The ability of PCR to diagnose active toxoplasmosis is needed in immunocompromised patients and congenital toxoplasmosis cases, especially when serological techniques fail. For the first time in Libya, we established and optimized semi-nested PCR of SAG2 gene. The developed PCR method was able to detect as little as 12 ng/μL of T. gondii DNA and was useful to diagnose the diseases in women who have had spontaneous abortions, HIV-positive patients, patients with leukemia and lymphoma, and infants with ocular infection.
弓形虫感染在利比亚的人类和动物中普遍存在。目前的诊断基于检测弓形虫特异性IgM和IgG。在本研究中,我们建立并优化了一种诊断性PCR检测方法,用于利比亚弓形虫的分子诊断。
2010年1月至12月,从疑似患者中采集了177份血液和血清样本。这包括:140名自然流产的女性、26名HIV阳性患者、9名白血病和淋巴瘤患者以及2名眼部感染的婴儿。在提取DNA之前,对样本进行抗弓形虫IgG和IgM抗体筛查。表面抗原基因2(SAG2)是半巢式PCR的靶向基因,分别在第一轮和第二轮扩增出999bp和614bp的片段。

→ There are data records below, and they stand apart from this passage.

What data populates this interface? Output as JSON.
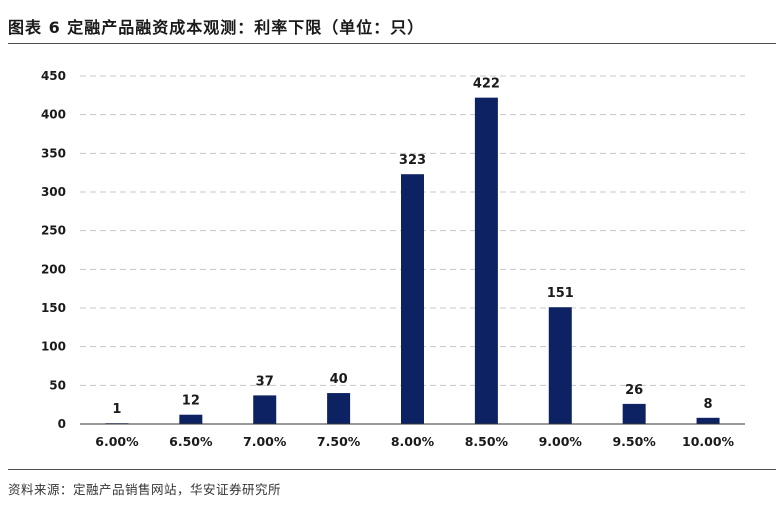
{
  "figure": {
    "title": "图表 6  定融产品融资成本观测：利率下限（单位：只）",
    "source": "资料来源：定融产品销售网站，华安证券研究所"
  },
  "colors": {
    "bar": "#0d2262",
    "grid": "#c8c8c8",
    "axis": "#333333"
  },
  "chart_data": {
    "type": "bar",
    "title": "",
    "xlabel": "",
    "ylabel": "",
    "categories": [
      "6.00%",
      "6.50%",
      "7.00%",
      "7.50%",
      "8.00%",
      "8.50%",
      "9.00%",
      "9.50%",
      "10.00%"
    ],
    "values": [
      1,
      12,
      37,
      40,
      323,
      422,
      151,
      26,
      8
    ],
    "ylim": [
      0,
      450
    ],
    "yticks": [
      0,
      50,
      100,
      150,
      200,
      250,
      300,
      350,
      400,
      450
    ],
    "grid": "horizontal-dashed",
    "data_labels": true,
    "legend": "none"
  }
}
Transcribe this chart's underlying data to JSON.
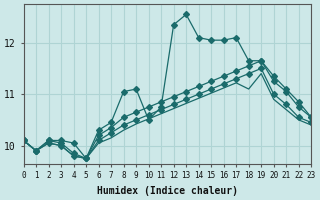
{
  "xlabel": "Humidex (Indice chaleur)",
  "ylabel": "",
  "bg_color": "#cde8e8",
  "line_color": "#1a6b6b",
  "grid_color": "#afd4d4",
  "xlim": [
    0,
    23
  ],
  "ylim": [
    9.65,
    12.75
  ],
  "yticks": [
    10,
    11,
    12
  ],
  "xticks": [
    0,
    1,
    2,
    3,
    4,
    5,
    6,
    7,
    8,
    9,
    10,
    11,
    12,
    13,
    14,
    15,
    16,
    17,
    18,
    19,
    20,
    21,
    22,
    23
  ],
  "series": [
    {
      "x": [
        0,
        1,
        2,
        3,
        4,
        5,
        6,
        7,
        8,
        9,
        10,
        11,
        12,
        13,
        14,
        15,
        16,
        17,
        18,
        19,
        20,
        21,
        22,
        23
      ],
      "y": [
        10.1,
        9.9,
        10.1,
        10.1,
        10.05,
        9.75,
        10.3,
        10.45,
        11.05,
        11.1,
        10.5,
        10.75,
        12.35,
        12.55,
        12.1,
        12.05,
        12.05,
        12.1,
        11.65,
        11.65,
        11.35,
        11.1,
        10.85,
        10.55
      ],
      "marker": "D",
      "markersize": 3,
      "linestyle": "-"
    },
    {
      "x": [
        0,
        1,
        2,
        3,
        4,
        5,
        6,
        7,
        8,
        9,
        10,
        11,
        12,
        13,
        14,
        15,
        16,
        17,
        18,
        19,
        20,
        21,
        22,
        23
      ],
      "y": [
        10.1,
        9.9,
        10.1,
        10.05,
        9.85,
        9.75,
        10.2,
        10.35,
        10.55,
        10.65,
        10.75,
        10.85,
        10.95,
        11.05,
        11.15,
        11.25,
        11.35,
        11.45,
        11.55,
        11.65,
        11.25,
        11.05,
        10.75,
        10.55
      ],
      "marker": "D",
      "markersize": 3,
      "linestyle": "-"
    },
    {
      "x": [
        0,
        1,
        2,
        3,
        4,
        5,
        6,
        7,
        8,
        9,
        10,
        11,
        12,
        13,
        14,
        15,
        16,
        17,
        18,
        19,
        20,
        21,
        22,
        23
      ],
      "y": [
        10.1,
        9.9,
        10.05,
        10.0,
        9.8,
        9.75,
        10.1,
        10.25,
        10.4,
        10.5,
        10.6,
        10.7,
        10.8,
        10.9,
        11.0,
        11.1,
        11.2,
        11.3,
        11.4,
        11.5,
        11.0,
        10.8,
        10.55,
        10.45
      ],
      "marker": "D",
      "markersize": 3,
      "linestyle": "-"
    },
    {
      "x": [
        0,
        1,
        2,
        3,
        4,
        5,
        6,
        7,
        8,
        9,
        10,
        11,
        12,
        13,
        14,
        15,
        16,
        17,
        18,
        19,
        20,
        21,
        22,
        23
      ],
      "y": [
        10.1,
        9.9,
        10.05,
        10.0,
        9.8,
        9.75,
        10.05,
        10.15,
        10.3,
        10.42,
        10.52,
        10.62,
        10.72,
        10.82,
        10.92,
        11.02,
        11.12,
        11.22,
        11.1,
        11.4,
        10.9,
        10.7,
        10.5,
        10.4
      ],
      "marker": null,
      "markersize": 0,
      "linestyle": "-"
    }
  ]
}
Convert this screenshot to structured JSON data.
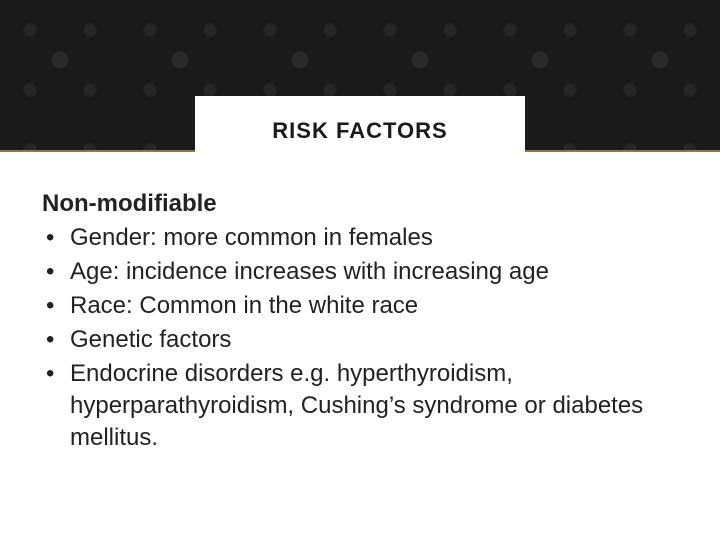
{
  "colors": {
    "header_bg": "#1a1a1a",
    "gold_line": "#8a7a4a",
    "title_text": "#1a1a1a",
    "body_text": "#222222",
    "page_bg": "#ffffff"
  },
  "typography": {
    "title_fontsize": 22,
    "subheading_fontsize": 24,
    "body_fontsize": 24,
    "body_lineheight": 32
  },
  "title": "RISK FACTORS",
  "subheading": "Non-modifiable",
  "bullets": [
    "Gender: more common in females",
    "Age: incidence increases with increasing age",
    "Race: Common in the white race",
    "Genetic  factors",
    "Endocrine disorders e.g. hyperthyroidism, hyperparathyroidism, Cushing’s syndrome or diabetes mellitus."
  ]
}
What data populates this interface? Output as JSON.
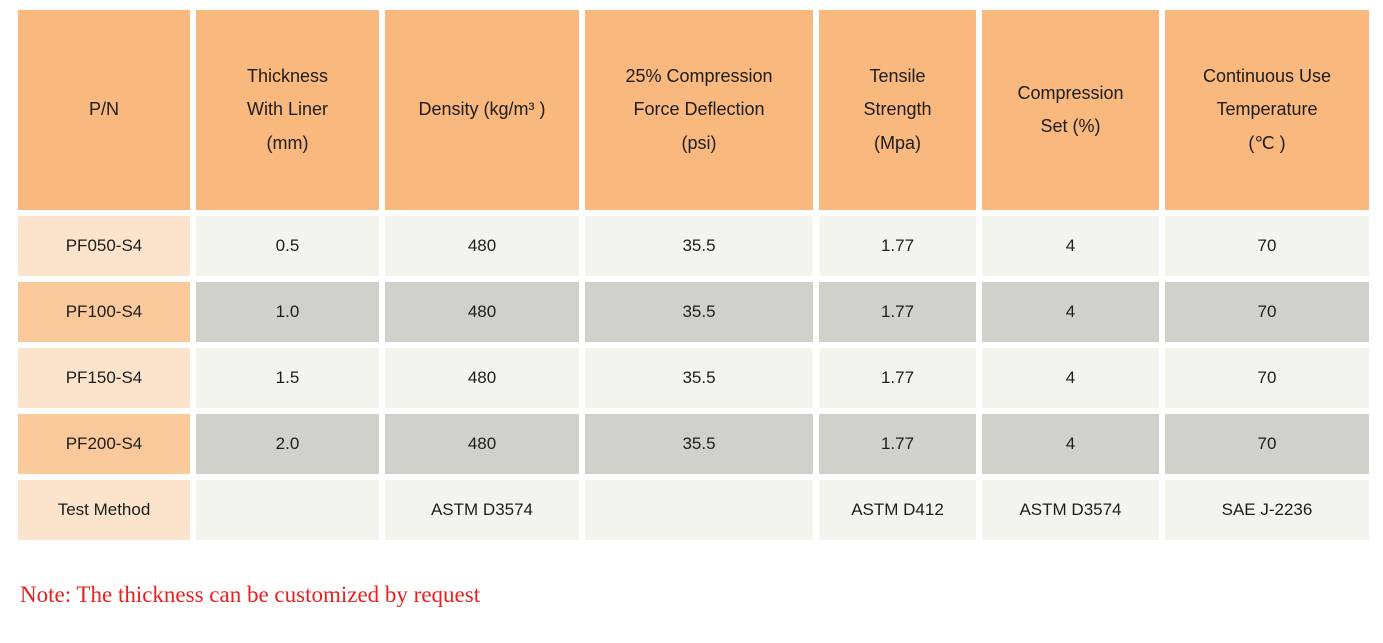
{
  "table": {
    "columns": [
      {
        "label": "P/N"
      },
      {
        "label": "Thickness\nWith Liner\n(mm)"
      },
      {
        "label": "Density (kg/m³ )"
      },
      {
        "label": "25% Compression\nForce Deflection\n(psi)"
      },
      {
        "label": "Tensile\nStrength\n(Mpa)"
      },
      {
        "label": "Compression\nSet (%)"
      },
      {
        "label": "Continuous Use\nTemperature\n(℃ )"
      }
    ],
    "rows": [
      {
        "cells": [
          "PF050-S4",
          "0.5",
          "480",
          "35.5",
          "1.77",
          "4",
          "70"
        ]
      },
      {
        "cells": [
          "PF100-S4",
          "1.0",
          "480",
          "35.5",
          "1.77",
          "4",
          "70"
        ]
      },
      {
        "cells": [
          "PF150-S4",
          "1.5",
          "480",
          "35.5",
          "1.77",
          "4",
          "70"
        ]
      },
      {
        "cells": [
          "PF200-S4",
          "2.0",
          "480",
          "35.5",
          "1.77",
          "4",
          "70"
        ]
      },
      {
        "cells": [
          "Test Method",
          "",
          "ASTM D3574",
          "",
          "ASTM D412",
          "ASTM D3574",
          "SAE J-2236"
        ]
      }
    ]
  },
  "note": "Note: The thickness can be customized by request",
  "colors": {
    "header-bg": "#f8b87e",
    "pn-light-bg": "#fce3cc",
    "pn-medium-bg": "#f9c89b",
    "cell-light-bg": "#f4f4ef",
    "cell-dark-bg": "#d1d1cb",
    "text": "#1d1d1b",
    "note-red": "#e8201e"
  }
}
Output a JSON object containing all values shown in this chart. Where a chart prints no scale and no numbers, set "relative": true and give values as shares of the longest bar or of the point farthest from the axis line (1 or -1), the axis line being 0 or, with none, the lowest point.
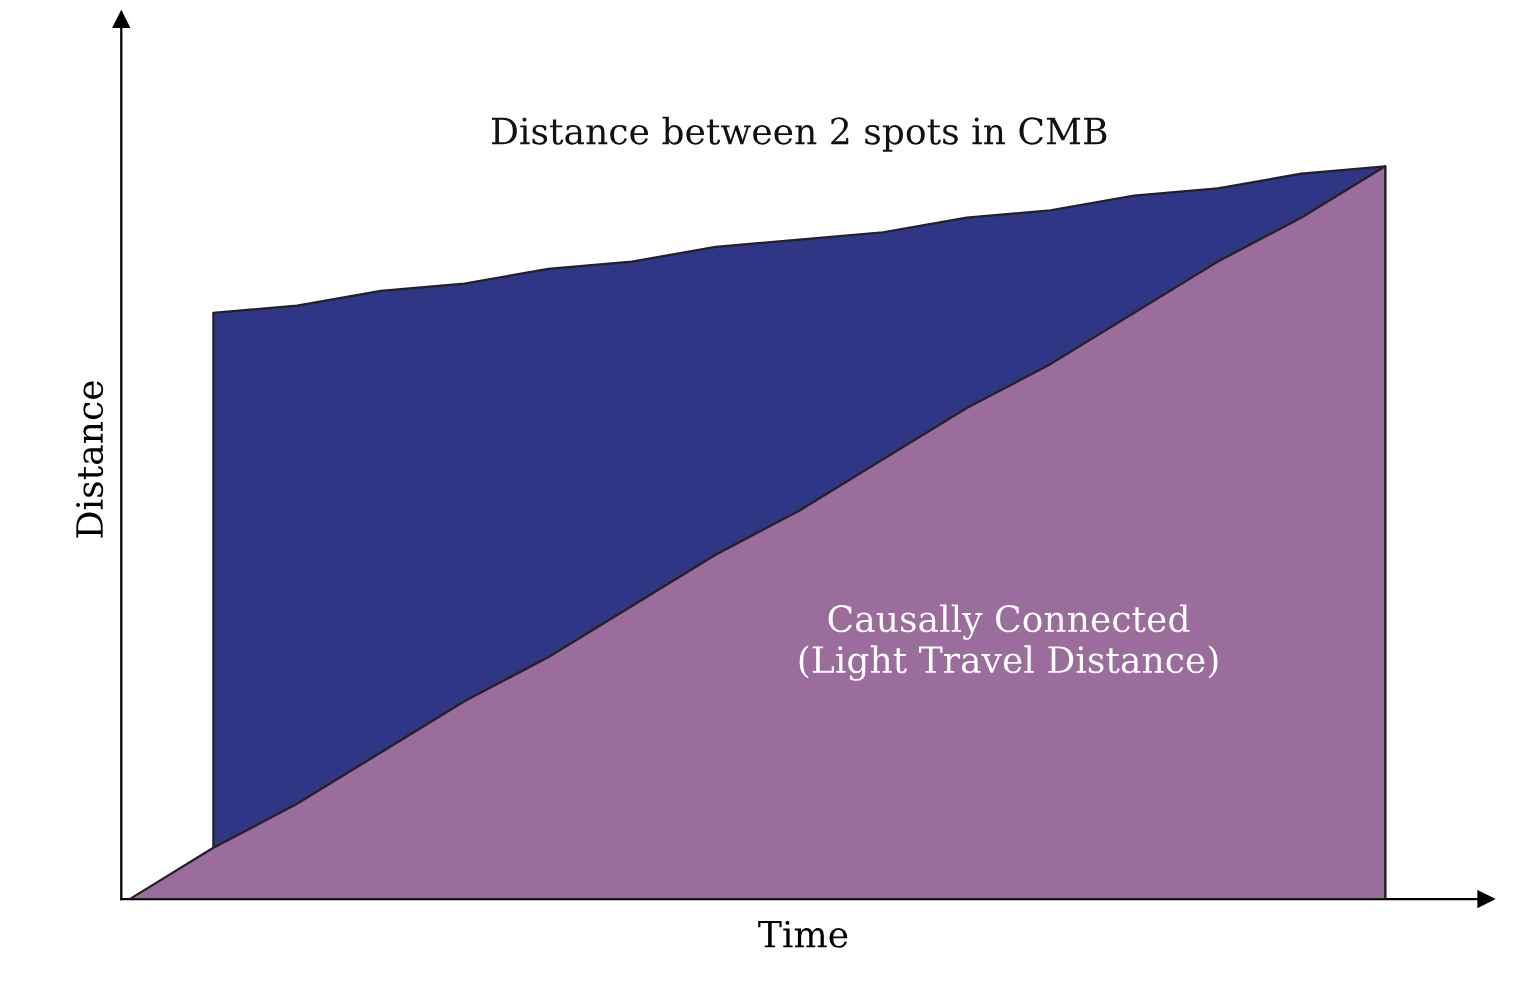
{
  "chart_data": {
    "type": "area",
    "relative": true,
    "xlabel": "Time",
    "ylabel": "Distance",
    "categories": [
      null,
      null,
      null,
      null,
      null,
      null,
      null,
      null,
      null,
      null,
      null,
      null,
      null,
      null,
      null,
      null
    ],
    "series": [
      {
        "name": "Distance between 2 spots in CMB",
        "color": "#2f3685",
        "values": [
          null,
          0.8,
          0.81,
          0.83,
          0.84,
          0.86,
          0.87,
          0.89,
          0.9,
          0.91,
          0.93,
          0.94,
          0.96,
          0.97,
          0.99,
          1.0
        ]
      },
      {
        "name": "Causally Connected\n(Light Travel Distance)",
        "color": "#9a6d9c",
        "values": [
          0,
          0.07,
          0.13,
          0.2,
          0.27,
          0.33,
          0.4,
          0.47,
          0.53,
          0.6,
          0.67,
          0.73,
          0.8,
          0.87,
          0.93,
          1.0
        ]
      }
    ],
    "grid": false,
    "legend": false
  }
}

140名自然流产女性中有54名(38.5%)、26名HIV患者中有23名(88%)、9名白血病和淋巴瘤患者中有6名(66.6%)以及1名眼部感染儿童的抗弓形虫IgG和/或IgM血清学检测呈阳性。从38份选定的血清学阳性样本中提取了基因组DNA。PCR检测灵敏度足以检测到浓度为12ng/μL的DNA。对38名选定的血清学阳性患者(16名自然流产女性、15名HIV阳性患者、6名白血病患者和1名眼部感染儿童)进行了PCR分析。我们设计的引物在22/38(57.9%)的样本中成功扩增;血清样本中有5/12(35.7%),全血样本中有17/26(65.8%)。除了两份分别为IgM阳性和IgG及IgM阳性的血清样本外,所有PCR阳性样本均为IgG阳性。半巢式PCR又确认了5个样本。其中包括2份白血病全血样本、2份HIV阳性全血样本和1份流产女性的血清样本。
免疫功能低下患者和先天性弓形虫病病例需要PCR诊断活动性弓形虫病的能力,尤其是在血清学技术失败时。我们在利比亚首次建立并优化了SAG基因的半巢式PCR。所开发的PCR方法能够检测低至12ng/μL的弓形虫DNA,有助于诊断自然流产女性、HIV阳性患者、白血病和淋巴瘤患者以及眼部感染婴儿的疾病。